それが記憶に新しい、お弁当消費期限問題にも表われました。本部が指定する消費期限による廃棄を無視してオーナーたちが値引きして売り始めたのです。これはすこしでもキャッシュを稼ぎたいオーナーたちの危機の裏返しでした。オーナーからすれば、本来店頭在庫はオーナーの資産なので値付けはオーナー裁量なのですが、契約問題も含めた課題も露呈しました。
*ここにはまたさまざまな問題があるので、ここでは深く取り上げません。オーナーさんに言い分もありますし、本部の言い分もあります。
先ほど、弱みでもあり強みでもあると言ったのは、オーナー意識が高いときは、自らのさまざま工夫で売り切る努力を行います。この努力の高いレベルがコンビニのチカラの源泉です。これが強み。弱点になるときは、オーナーの意識が下がり、仕入れた商品を右から左へ流すことが常態化し、「売上があがらない」と本部に文句しか言わなくなってしまうことです。
もうひとつオーナーたちの重荷になったのが、いわゆるパッケージ使用料、上納金です。日販が下がれば当然、オーナーの取り分は減ります。よって、本部は、消費期限の長いお弁当の開発、値入率の高いPB・SBの開発など、オーナーの取り分キャッシュが増えるような戦略を次々と打ち出しました。
よって、コンビニがたとえば、薬剤師や登録販売者を雇って、調剤やOTC医薬品を売っていくためには、オーナーがその負担をすべて担うということになります。
コンビニ各社は1万店舗を有する企業がありますが、どのチェーンも社員による直営(レギュラー店舗)は1割未満です。
つまり、そういう現実を考えれば、レギュラーチェーンで500-1000店舗有するドラッグストアも店舗数、販売数量という点ではコンビニとさほど変わらない前提条件になるのです。ただし注意すべきは1SKUあたりの販売数量ではコンビニに軍配があがります。TPOSによる絞り込みができているからです。
ドラッグストアは、調剤併設、薬剤師、登録販売者といったすべての条件を備えているわけですから、殊、OTCと調剤に関しては、コンビニよりも圧倒的に有利な位置にあることはたしかです。
よって、この間のブログタイトルの、ようやくの結論ですが、
ドラッグストアがコンビニに勝る価値・・それは、コンビニがOTC、調剤をすぐ取り入れることは難しいのですが、ドラッグストアがコンビニ流のTPOS開発を取り入れることは、完成された業態であるゆえに相対的に容易であるということです。
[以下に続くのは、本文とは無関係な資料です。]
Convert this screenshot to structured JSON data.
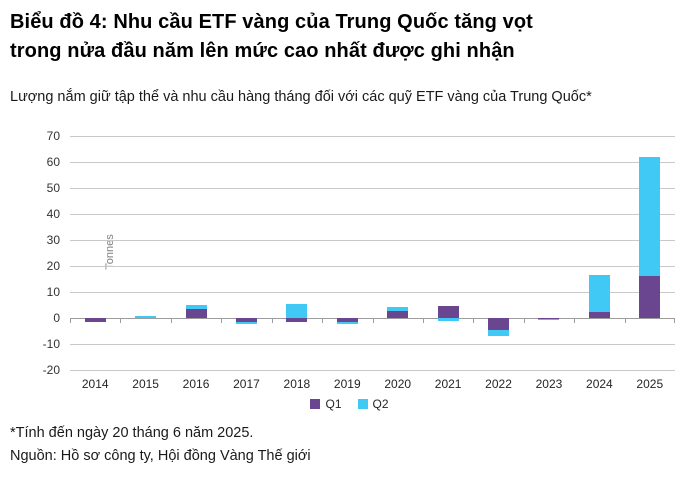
{
  "header": {
    "title": "Biểu đồ 4: Nhu cầu ETF vàng của Trung Quốc tăng vọt\ntrong nửa đầu năm lên mức cao nhất được ghi nhận",
    "subtitle": "Lượng nắm giữ tập thể và nhu cầu hàng tháng đối với các quỹ ETF vàng của Trung Quốc*"
  },
  "chart_data": {
    "type": "bar",
    "stacked": true,
    "ylabel": "Tonnes",
    "categories": [
      "2014",
      "2015",
      "2016",
      "2017",
      "2018",
      "2019",
      "2020",
      "2021",
      "2022",
      "2023",
      "2024",
      "2025"
    ],
    "series": [
      {
        "name": "Q1",
        "color": "#6b4690",
        "values": [
          -1.5,
          0,
          3.5,
          -1.5,
          -1.5,
          -1.4,
          2.8,
          4.5,
          -4.5,
          -0.2,
          2.3,
          16.3
        ]
      },
      {
        "name": "Q2",
        "color": "#3fc9f4",
        "values": [
          0,
          0.6,
          1.5,
          -0.8,
          5.2,
          -1.1,
          1.6,
          -1.2,
          -2.3,
          -0.4,
          14.2,
          45.7
        ]
      }
    ],
    "ylim": [
      -20,
      70
    ],
    "ytick_step": 10,
    "grid": true,
    "legend_position": "bottom",
    "colors": {
      "gridline": "#c9c9c9",
      "axis": "#9c9c9c"
    }
  },
  "footer": {
    "note": "*Tính đến ngày 20 tháng 6 năm 2025.",
    "source": "Nguồn: Hồ sơ công ty, Hội đồng Vàng Thế giới"
  }
}
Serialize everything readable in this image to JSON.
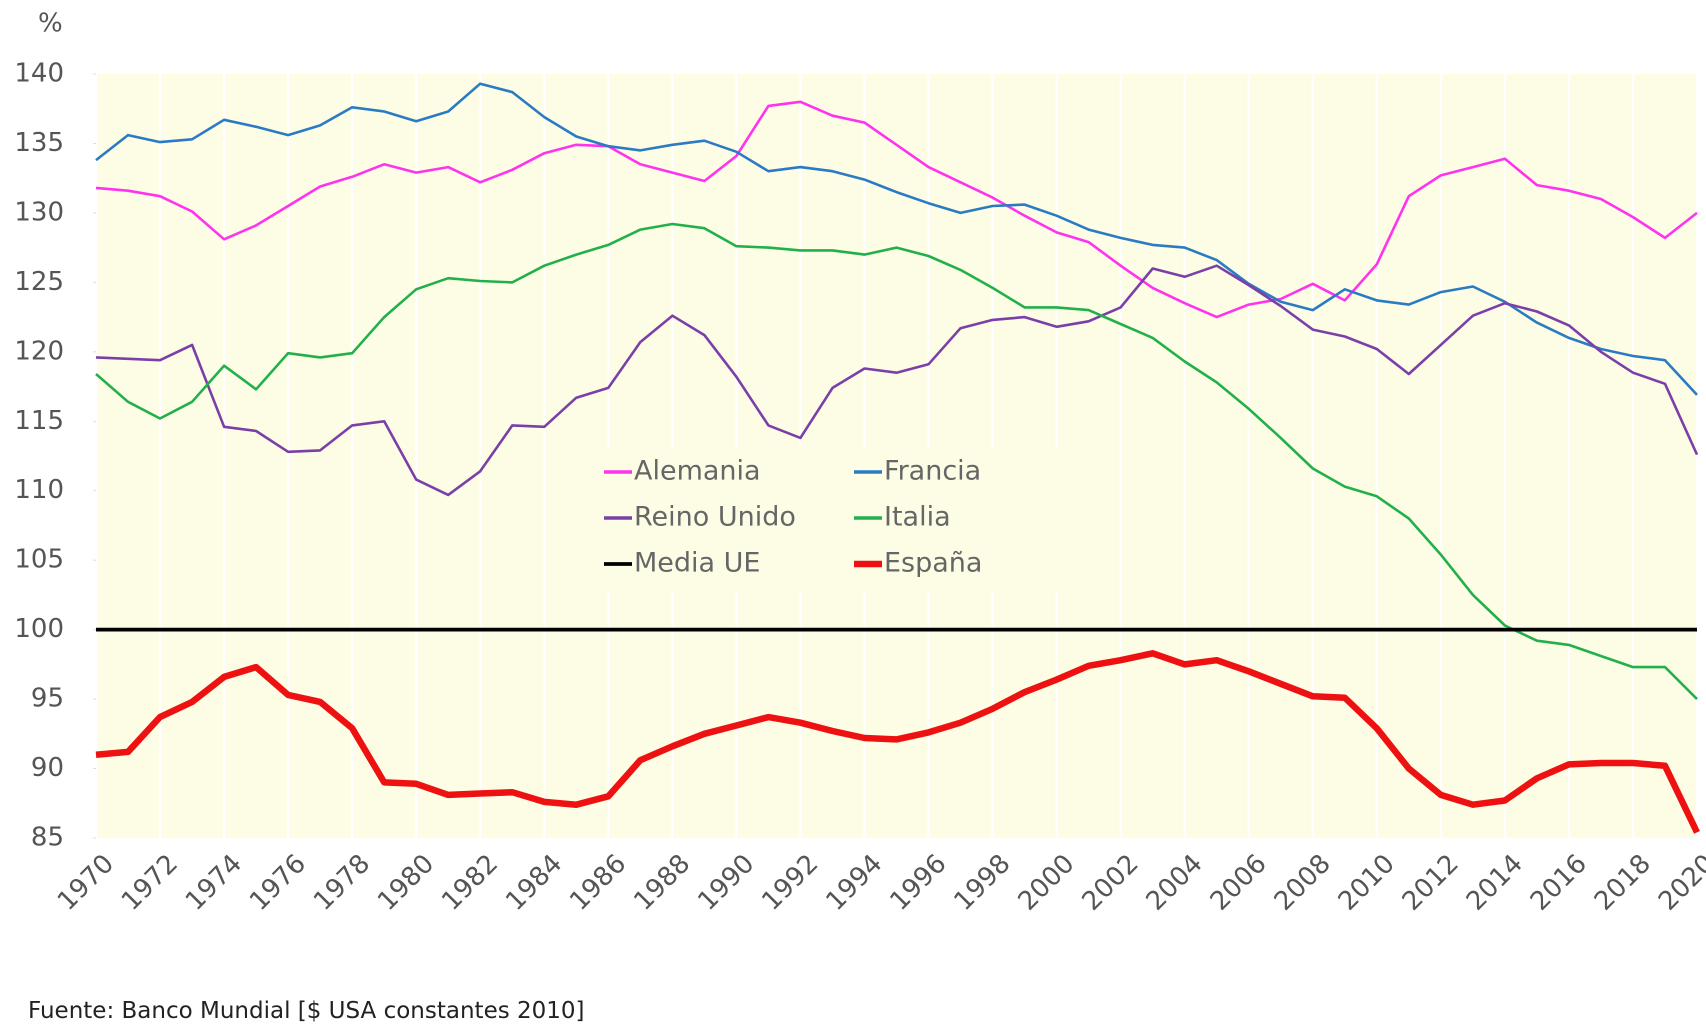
{
  "chart_data": {
    "type": "line",
    "y_label": "%",
    "source": "Fuente: Banco Mundial [$ USA constantes 2010]",
    "x": [
      1970,
      1971,
      1972,
      1973,
      1974,
      1975,
      1976,
      1977,
      1978,
      1979,
      1980,
      1981,
      1982,
      1983,
      1984,
      1985,
      1986,
      1987,
      1988,
      1989,
      1990,
      1991,
      1992,
      1993,
      1994,
      1995,
      1996,
      1997,
      1998,
      1999,
      2000,
      2001,
      2002,
      2003,
      2004,
      2005,
      2006,
      2007,
      2008,
      2009,
      2010,
      2011,
      2012,
      2013,
      2014,
      2015,
      2016,
      2017,
      2018,
      2019,
      2020
    ],
    "xlim": [
      1970,
      2020
    ],
    "xticks": [
      1970,
      1972,
      1974,
      1976,
      1978,
      1980,
      1982,
      1984,
      1986,
      1988,
      1990,
      1992,
      1994,
      1996,
      1998,
      2000,
      2002,
      2004,
      2006,
      2008,
      2010,
      2012,
      2014,
      2016,
      2018,
      2020
    ],
    "ylim": [
      85,
      140
    ],
    "yticks": [
      85,
      90,
      95,
      100,
      105,
      110,
      115,
      120,
      125,
      130,
      135,
      140
    ],
    "grid": true,
    "legend": "center",
    "series": [
      {
        "name": "Alemania",
        "color": "#ff33ee",
        "values": [
          131.8,
          131.6,
          131.2,
          130.1,
          128.1,
          129.1,
          130.5,
          131.9,
          132.6,
          133.5,
          132.9,
          133.3,
          132.2,
          133.1,
          134.3,
          134.9,
          134.8,
          133.5,
          132.9,
          132.3,
          134.1,
          137.7,
          138.0,
          137.0,
          136.5,
          134.9,
          133.3,
          132.2,
          131.1,
          129.8,
          128.6,
          127.9,
          126.2,
          124.6,
          123.5,
          122.5,
          123.4,
          123.8,
          124.9,
          123.7,
          126.3,
          131.2,
          132.7,
          133.3,
          133.9,
          132.0,
          131.6,
          131.0,
          129.7,
          128.2,
          130.0
        ]
      },
      {
        "name": "Francia",
        "color": "#2b7bc4",
        "values": [
          133.8,
          135.6,
          135.1,
          135.3,
          136.7,
          136.2,
          135.6,
          136.3,
          137.6,
          137.3,
          136.6,
          137.3,
          139.3,
          138.7,
          136.9,
          135.5,
          134.8,
          134.5,
          134.9,
          135.2,
          134.4,
          133.0,
          133.3,
          133.0,
          132.4,
          131.5,
          130.7,
          130.0,
          130.5,
          130.6,
          129.8,
          128.8,
          128.2,
          127.7,
          127.5,
          126.6,
          124.9,
          123.6,
          123.0,
          124.5,
          123.7,
          123.4,
          124.3,
          124.7,
          123.6,
          122.1,
          121.0,
          120.2,
          119.7,
          119.4,
          116.9
        ]
      },
      {
        "name": "Reino Unido",
        "color": "#7b3fa8",
        "values": [
          119.6,
          119.5,
          119.4,
          120.5,
          114.6,
          114.3,
          112.8,
          112.9,
          114.7,
          115.0,
          110.8,
          109.7,
          111.4,
          114.7,
          114.6,
          116.7,
          117.4,
          120.7,
          122.6,
          121.2,
          118.2,
          114.7,
          113.8,
          117.4,
          118.8,
          118.5,
          119.1,
          121.7,
          122.3,
          122.5,
          121.8,
          122.2,
          123.2,
          126.0,
          125.4,
          126.2,
          124.8,
          123.3,
          121.6,
          121.1,
          120.2,
          118.4,
          120.5,
          122.6,
          123.5,
          122.9,
          121.9,
          120.0,
          118.5,
          117.7,
          112.6
        ]
      },
      {
        "name": "Italia",
        "color": "#22b04b",
        "values": [
          118.4,
          116.4,
          115.2,
          116.4,
          119.0,
          117.3,
          119.9,
          119.6,
          119.9,
          122.5,
          124.5,
          125.3,
          125.1,
          125.0,
          126.2,
          127.0,
          127.7,
          128.8,
          129.2,
          128.9,
          127.6,
          127.5,
          127.3,
          127.3,
          127.0,
          127.5,
          126.9,
          125.9,
          124.6,
          123.2,
          123.2,
          123.0,
          122.0,
          121.0,
          119.3,
          117.8,
          115.9,
          113.8,
          111.6,
          110.3,
          109.6,
          108.0,
          105.4,
          102.5,
          100.3,
          99.2,
          98.9,
          98.1,
          97.3,
          97.3,
          95.0
        ]
      },
      {
        "name": "Media UE",
        "color": "#000000",
        "values": [
          100,
          100,
          100,
          100,
          100,
          100,
          100,
          100,
          100,
          100,
          100,
          100,
          100,
          100,
          100,
          100,
          100,
          100,
          100,
          100,
          100,
          100,
          100,
          100,
          100,
          100,
          100,
          100,
          100,
          100,
          100,
          100,
          100,
          100,
          100,
          100,
          100,
          100,
          100,
          100,
          100,
          100,
          100,
          100,
          100,
          100,
          100,
          100,
          100,
          100,
          100
        ]
      },
      {
        "name": "España",
        "color": "#ee1111",
        "values": [
          91.0,
          91.2,
          93.7,
          94.8,
          96.6,
          97.3,
          95.3,
          94.8,
          92.9,
          89.0,
          88.9,
          88.1,
          88.2,
          88.3,
          87.6,
          87.4,
          88.0,
          90.6,
          91.6,
          92.5,
          93.1,
          93.7,
          93.3,
          92.7,
          92.2,
          92.1,
          92.6,
          93.3,
          94.3,
          95.5,
          96.4,
          97.4,
          97.8,
          98.3,
          97.5,
          97.8,
          97.0,
          96.1,
          95.2,
          95.1,
          92.9,
          90.0,
          88.1,
          87.4,
          87.7,
          89.3,
          90.3,
          90.4,
          90.4,
          90.2,
          85.4
        ]
      }
    ]
  }
}
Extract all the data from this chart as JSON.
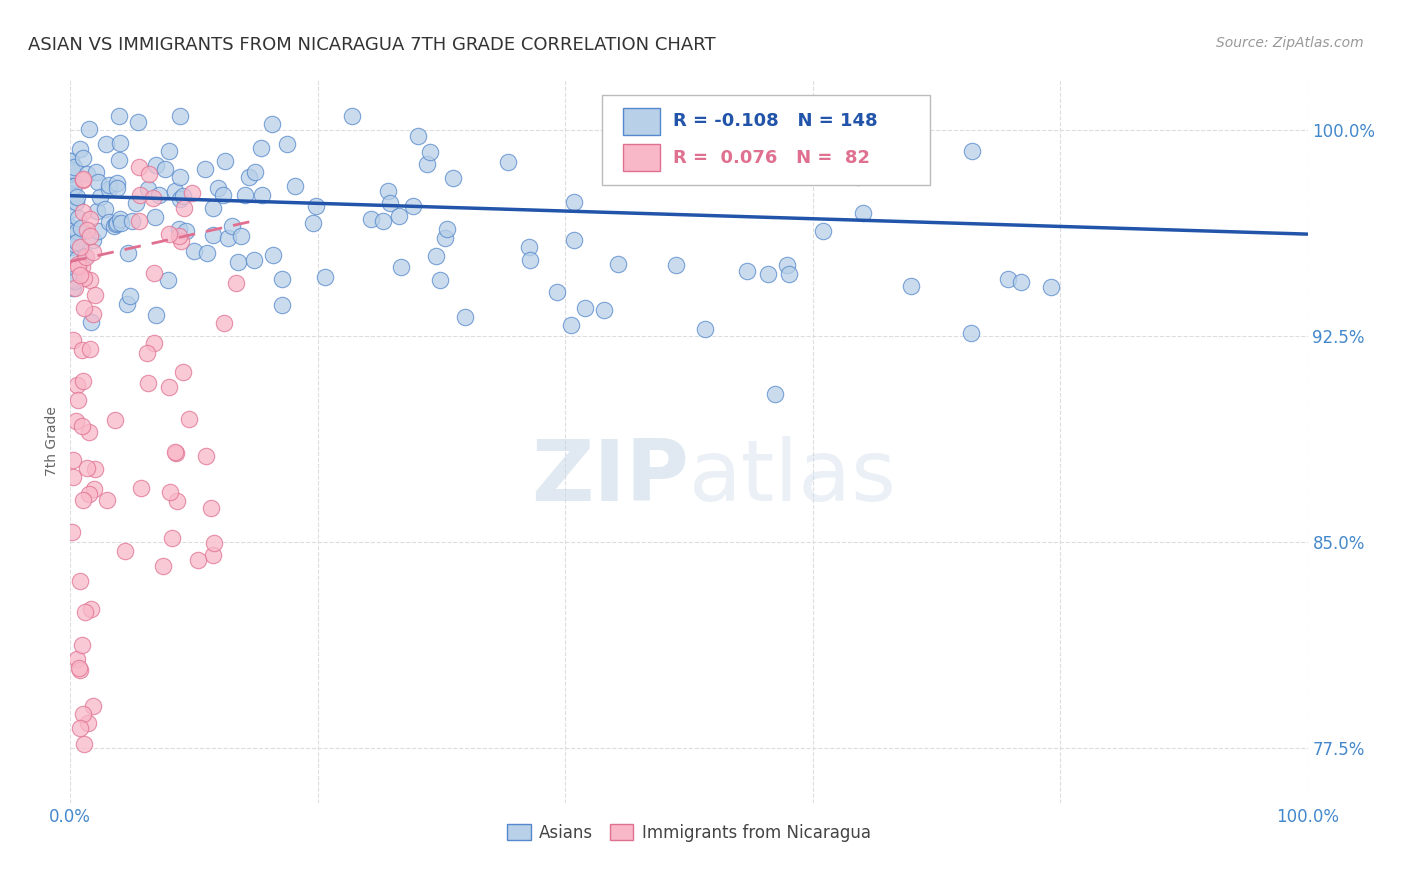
{
  "title": "ASIAN VS IMMIGRANTS FROM NICARAGUA 7TH GRADE CORRELATION CHART",
  "source": "Source: ZipAtlas.com",
  "ylabel": "7th Grade",
  "yticks": [
    0.775,
    0.85,
    0.925,
    1.0
  ],
  "ytick_labels": [
    "77.5%",
    "85.0%",
    "92.5%",
    "100.0%"
  ],
  "xlim": [
    0.0,
    1.0
  ],
  "ylim": [
    0.755,
    1.018
  ],
  "asian_R": -0.108,
  "asian_N": 148,
  "nicaragua_R": 0.076,
  "nicaragua_N": 82,
  "watermark_zip": "ZIP",
  "watermark_atlas": "atlas",
  "asian_color": "#b8d0e8",
  "asian_edge_color": "#5588cc",
  "asian_line_color": "#2255aa",
  "nicaragua_color": "#f8b8c8",
  "nicaragua_edge_color": "#e07090",
  "nicaragua_line_color": "#cc5577",
  "background_color": "#ffffff",
  "grid_color": "#dddddd",
  "title_color": "#333333",
  "axis_tick_color": "#4488cc",
  "legend_bg_color": "#ffffff",
  "legend_border_color": "#cccccc"
}
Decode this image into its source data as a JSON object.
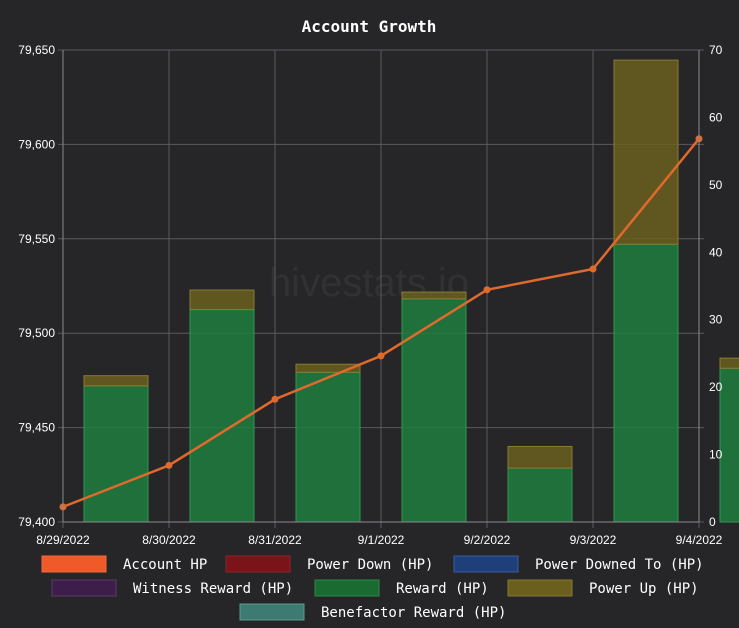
{
  "chart_data": {
    "type": "bar",
    "title": "Account Growth",
    "watermark": "hivestats.io",
    "categories": [
      "8/29/2022",
      "8/30/2022",
      "8/31/2022",
      "9/1/2022",
      "9/2/2022",
      "9/3/2022",
      "9/4/2022"
    ],
    "y_left": {
      "min": 79400,
      "max": 79650,
      "ticks": [
        "79,400",
        "79,450",
        "79,500",
        "79,550",
        "79,600",
        "79,650"
      ]
    },
    "y_right": {
      "min": 0,
      "max": 70,
      "ticks": [
        "0",
        "10",
        "20",
        "30",
        "40",
        "50",
        "60",
        "70"
      ]
    },
    "stack_series": [
      {
        "name": "Reward (HP)",
        "color": "#1e7e3e",
        "values": [
          20.2,
          31.5,
          22.2,
          33.1,
          8.0,
          41.2,
          22.8
        ]
      },
      {
        "name": "Power Up (HP)",
        "color": "#6b5f1e",
        "values": [
          1.5,
          2.9,
          1.2,
          1.0,
          3.2,
          27.3,
          1.5
        ]
      }
    ],
    "line_series": {
      "name": "Account HP",
      "color": "#e06a2c",
      "values": [
        79408,
        79430,
        79465,
        79488,
        79523,
        79534,
        79603
      ]
    },
    "legend": [
      {
        "label": "Account HP",
        "fill": "#f05a28",
        "stroke": "#f06a3a"
      },
      {
        "label": "Power Down (HP)",
        "fill": "#7a1418",
        "stroke": "#8a2428"
      },
      {
        "label": "Power Downed To (HP)",
        "fill": "#1f3f7a",
        "stroke": "#3a5a9a"
      },
      {
        "label": "Witness Reward (HP)",
        "fill": "#3d1e4a",
        "stroke": "#5a3a6a"
      },
      {
        "label": "Reward (HP)",
        "fill": "#1a6b32",
        "stroke": "#2a8a48"
      },
      {
        "label": "Power Up (HP)",
        "fill": "#6b5f1e",
        "stroke": "#857730"
      },
      {
        "label": "Benefactor Reward (HP)",
        "fill": "#3d7a72",
        "stroke": "#5a9a92"
      }
    ],
    "grid": true,
    "legend_position": "bottom"
  }
}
*異論もあるでしょうが・・。
その意味では、サンドラッグさんとセブン&アイさんの動きは、要注目なのですが、これはまだ「水平統合」のレベルです。ただ、ドラッグストアにコンビニ流「垂直統合」を入れ込むという動きがあれば、面白いですが。
まあ、M&Aによる長期的視野に立った人的交流もありですが、規模が大きいと意外とスピードが落ちたりします。逆に小規模で、コンビニ流を身につけた参謀を取り入れて、オーナーが一気に小さくはじめるというのもいい方法のような気がしますが・・。小さくひな形をつくって横に広げる。これがチェーンの最大の武器です。
ここを意識して戦略、戦術を定めている企業と、そうでない企業では、この1-2年で、ずいぶん差がつくのではないでしょうか?